Hitting the Hockey Stick: ILM’s Economic Development Investment in Innovation Companies


By Tom Looney 
Cucalorus Connect 2017, Board President

Wilmington’s regional economic identity should be unwaveringly aligned to The Innovation Economy. Indeed, there is a strong data-driven case to spend virtually 100 percent of our finite economic development resources – time, talent and treasure – on traded-sector, innovation economy companies producing goods and/or services. From startups to breakout startups that hit the “hockey stick” in terms of rapid net new employment numbers, and then very large, decades-old innovation companies. Think about Microsoft, SAS, Apple, Corning and GE. Despite their age and size, a culture of innovation is present. This in turn leads to continuous product and service enhancements.

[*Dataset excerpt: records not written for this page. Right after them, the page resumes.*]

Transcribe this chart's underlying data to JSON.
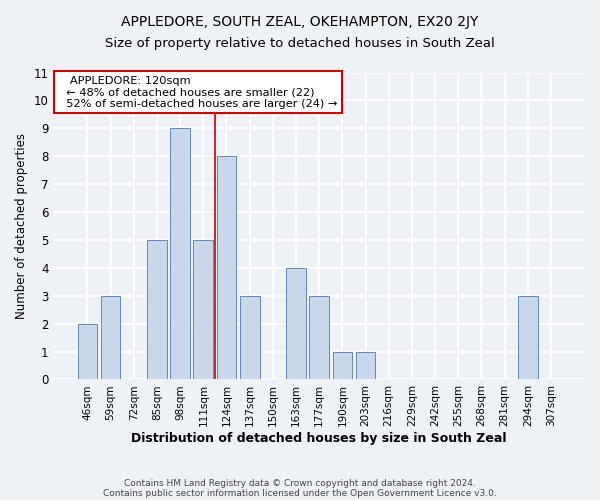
{
  "title": "APPLEDORE, SOUTH ZEAL, OKEHAMPTON, EX20 2JY",
  "subtitle": "Size of property relative to detached houses in South Zeal",
  "xlabel": "Distribution of detached houses by size in South Zeal",
  "ylabel": "Number of detached properties",
  "categories": [
    "46sqm",
    "59sqm",
    "72sqm",
    "85sqm",
    "98sqm",
    "111sqm",
    "124sqm",
    "137sqm",
    "150sqm",
    "163sqm",
    "177sqm",
    "190sqm",
    "203sqm",
    "216sqm",
    "229sqm",
    "242sqm",
    "255sqm",
    "268sqm",
    "281sqm",
    "294sqm",
    "307sqm"
  ],
  "values": [
    2,
    3,
    0,
    5,
    9,
    5,
    8,
    3,
    0,
    4,
    3,
    1,
    1,
    0,
    0,
    0,
    0,
    0,
    0,
    3,
    0
  ],
  "bar_color": "#c8d8ea",
  "bar_edge_color": "#6688bb",
  "redline_x": 5.5,
  "annotation_title": "APPLEDORE: 120sqm",
  "annotation_line1": "← 48% of detached houses are smaller (22)",
  "annotation_line2": "52% of semi-detached houses are larger (24) →",
  "annotation_box_color": "#ffffff",
  "annotation_box_edge_color": "#cc0000",
  "ylim": [
    0,
    11
  ],
  "yticks": [
    0,
    1,
    2,
    3,
    4,
    5,
    6,
    7,
    8,
    9,
    10,
    11
  ],
  "footer1": "Contains HM Land Registry data © Crown copyright and database right 2024.",
  "footer2": "Contains public sector information licensed under the Open Government Licence v3.0.",
  "bg_color": "#eef2f7",
  "plot_bg_color": "#eef2f7",
  "grid_color": "#ffffff",
  "title_fontsize": 10,
  "subtitle_fontsize": 9.5
}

For every one traded sector innovation job created, an additional FIVE jobs are created. These span traded and non-traded sectors. They could all be non-innovation jobs too, providing employment to a wide range of skills and wage levels.

This year, Cucalorus Connect’s four track format revolves around the Connected Digital Economy. Each track focuses on traded, innovation sectors and companies that produce advanced goods and services in the digital industrial-enterprise-consumer sectors.  

These areas should be the focus of our political and economic development investment. Want to create new and better-paying jobs for the undereducated and lesser-skilled workers in the region? Then grow your traded sector, digital innovation economy! Do this, and the multiplier effect will blossom and help everybody!

Imagine if Wilmington became a model for the nation in addressing issues like those exposed in the last election cycle. A great divergence in the nation’s economy, with some regions winning (innovation-led econ. Dev.), and others engaged in a race to the bottom (traditional manufacturing-led econ. Dev.).  

Wilmington has for the past 15 years proven to be a growing, innovation-led regional economy. As the 120th or so largest of the 350 metro economies tracked by Census (MSAs – metro statistical areas), we could be looked at as “Goldilocks.” Since we’re neither too big nor too small, we’re just right! Connect 2017 provides a formula for taking stock of who we are and how we could continue to grow wisely!